The Professional Standards Authority (the Authority) has called for the current proposals for reform of professional regulation to get the attention they deserve alongside the Health and Care Bill announced in this week’s Queen’s Speech.
The Health and Care Bill is likely to include powers for the Secretary of State to merge or abolish any of the health professional regulators and to move different professional groups in or out of statutory regulation.
There are, however, already major changes planned for health professional regulation which the Government is currently consulting on, which will not be part of the Bill. The policy direction for these changes will be set following the end of the public consultation on 16 June.
Proposals include a brand-new system for dealing with concerns about health professionals outside of public panel hearings (in cases where the registrant agrees with the proposed outcome) and wide-ranging powers for regulators to change their own operating procedures through rules.
The Professional Standards Authority has published First look which outlines our initial views on the proposed reforms.
Professional Standards Authority Chief Executive Alan Clamp said:
‘The Authority notes the announcement of a Health and Care Bill in this week’s Queen’s Speech. We support simplification of the regulatory system and a risk-based approach to deciding which professional groups are regulated by law. We will be providing further briefings on these issues during the passage of the Bill.’
‘However, we recommend that stakeholders also focus on the open consultation on changes for the health professional regulators. These may actually result in greater changes for professional regulation than will be brought about by the Bill.’
‘We support many of the proposals in the current consultation, but it will be important that any greater flexibility for regulators is accompanied by appropriate checks and balances.’
‘This is an important opportunity to shape the future of professional regulation. With less than five weeks left of the consultation we urge all interested parties to give it their full attention in the interests of patients and the wider public.’
Professional Standards Authority for Health and Social Care
Notes to the Editor
- The Professional Standards Authority for Health and Social Care oversees 10 statutory bodies that regulate health and social care professionals in the UK.
- We assess their performance and report to Parliament.

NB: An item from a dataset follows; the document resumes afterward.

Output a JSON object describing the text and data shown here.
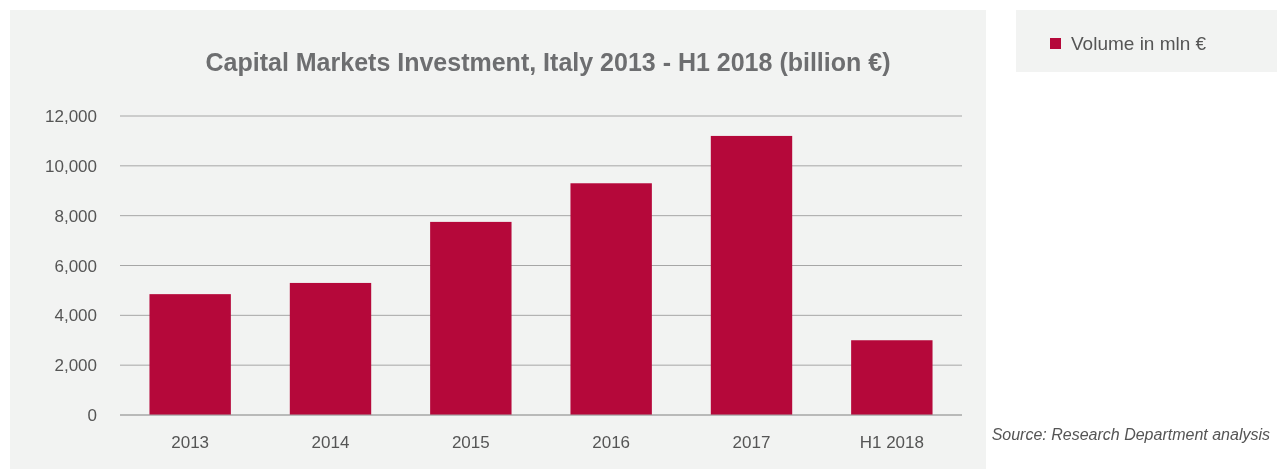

We also conduct audits and investigations and can appeal fitness to practise cases to the courts if we consider that sanctions are insufficient to protect the public and it is in the public interest.
We also set standards for organisations holding voluntary registers for health and social care occupations and accredit those that meet them.
We share good practice and knowledge, conduct research and introduce new ideas to our sector. We monitor policy developments in the UK and internationally and provide advice on issues relating to professional standards in health and social care.
- We do this to promote the health, safety and wellbeing of users of health and social care services and the public. We are an independent body, accountable to the UK Parliament.
- Our values are – integrity, transparency, respect, fairness and teamwork – and we strive to ensure that they are at the core of our work.
- More information about our work and the approach we take is available at www.professionalstandards.org.uk
Background – reform of professional regulation
The Health and Care White Paper published in February 2021 included proposals to give the Secretary of State powers to merge or abolish the health professional regulators and to move professional groups in or out of statutory regulation. Plans for a Health and Care Bill were announced in the Queen’s Speech on 11 May 2021.
However, the Department of Health and Social Care is currently consulting on wide ranging reforms to the legislation of the health professional regulators with the intention to take forward changes to each of the regulators in turn using secondary legislation later this year. The consultation is open until 16 June 2021. Although these reforms will cover changes to all the regulators main functions, key proposals include:
- Introducing a new fitness to practise (FtP) process across the health professional regulators allowing regulators to deal with concerns about professionals without a public hearing in agreement with the registrant
- Making changes to regulator governance including implementing consistent duties of cooperation, transparency and proportionality across the regulators, introducing new powers around data sharing and replacing regulator Councils with smaller unitary Boards
- Giving all of the regulators simplified, consistent legislation and providing them with powers to set and change their own operating procedures through rules
- The consultation also includes proposals to bring Physician Associates (PAs) and Anaesthesia Associates (AAs) into statutory regulation (to be regulated by the General Medical Council) and to make changes to the international registration processes operated by the General Dental Council and the Nursing and Midwifery Council.